Gannett, even before its acquisition by GateHouse Media in November 2019, had made deep cuts at The Record when it acquired it for $40 million in 2016 when it bought the family-owned North Jersey Media Group. The Record’s newsroom was cut by 50 percent and its copy desk was consolidated with other Gannett-owned papers across New Jersey including the Asbury Park Press.
Gannett, which owns USA Today, has traditionally been a non-union company. When it was taken over by GateHouse in 2019, the trend toward unionization picked up steam with one of the larger dailies under its umbrella, the Arizona Republic, voting to unionize just as the $1.4 billion Gannett acquisition by GateHouse was getting finalized. That deal combined the largest chain by total papers, Gatehouse, with the largest by total circulation, Gannett. The new company kept the Gannett name.
The newspaper giant and the national HQ of the News Guild-CWA clashed most recently over a study released by the union last week claiming that women and minorities were seriously underpaid on the 14 papers that have Guild representation compared to the pay of white men. Gannett struck back claiming the data was outdated and inaccurate and was being produced to aid the Guild’s unionization drives.
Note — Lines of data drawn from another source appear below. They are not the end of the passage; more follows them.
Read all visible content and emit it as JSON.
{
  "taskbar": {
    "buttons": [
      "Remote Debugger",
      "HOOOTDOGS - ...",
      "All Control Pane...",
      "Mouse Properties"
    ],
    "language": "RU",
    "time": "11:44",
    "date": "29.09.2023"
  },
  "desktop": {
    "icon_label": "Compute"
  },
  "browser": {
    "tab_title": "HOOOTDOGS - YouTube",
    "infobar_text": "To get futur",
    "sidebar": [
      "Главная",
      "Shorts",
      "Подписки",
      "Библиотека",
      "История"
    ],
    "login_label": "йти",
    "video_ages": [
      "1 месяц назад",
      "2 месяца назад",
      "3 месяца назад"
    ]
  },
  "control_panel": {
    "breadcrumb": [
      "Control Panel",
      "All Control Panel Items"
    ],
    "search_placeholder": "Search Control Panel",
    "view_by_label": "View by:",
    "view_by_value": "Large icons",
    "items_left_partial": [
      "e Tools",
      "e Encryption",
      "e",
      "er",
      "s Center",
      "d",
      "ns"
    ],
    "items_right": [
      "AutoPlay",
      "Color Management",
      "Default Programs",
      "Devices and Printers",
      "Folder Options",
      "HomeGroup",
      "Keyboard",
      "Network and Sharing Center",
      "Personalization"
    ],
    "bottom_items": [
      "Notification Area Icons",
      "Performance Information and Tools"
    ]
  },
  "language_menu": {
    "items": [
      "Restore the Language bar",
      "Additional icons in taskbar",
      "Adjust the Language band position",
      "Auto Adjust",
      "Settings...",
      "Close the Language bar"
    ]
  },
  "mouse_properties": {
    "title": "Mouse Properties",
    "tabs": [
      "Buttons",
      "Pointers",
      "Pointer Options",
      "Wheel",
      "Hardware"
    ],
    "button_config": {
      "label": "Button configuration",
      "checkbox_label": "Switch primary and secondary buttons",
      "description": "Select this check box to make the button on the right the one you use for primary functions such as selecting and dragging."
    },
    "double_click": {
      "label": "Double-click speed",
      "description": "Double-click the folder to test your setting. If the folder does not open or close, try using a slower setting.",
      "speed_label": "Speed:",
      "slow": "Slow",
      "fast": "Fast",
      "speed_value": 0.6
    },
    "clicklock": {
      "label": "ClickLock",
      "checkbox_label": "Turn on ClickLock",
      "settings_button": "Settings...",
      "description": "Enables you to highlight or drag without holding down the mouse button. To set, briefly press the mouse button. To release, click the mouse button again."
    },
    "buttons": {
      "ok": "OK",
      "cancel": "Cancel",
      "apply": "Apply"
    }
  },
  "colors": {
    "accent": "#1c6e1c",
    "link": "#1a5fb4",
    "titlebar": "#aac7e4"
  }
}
But at least at the outset in New Jersey, the two sides are playing nice. A union spokesman said that the next step is to form a bargaining committee, come up with proposals on pay and diversity and go to the bargaining table.
“We respect the rights of our employees and their decision,” a spokesperson for the publisher said. “Gannett is committed to bargaining in good faith as we have in our other Guild-represented newsrooms. We will move forward as the leading news organization in New Jersey, focused on our mission — delivering quality journalism that makes our communities better.”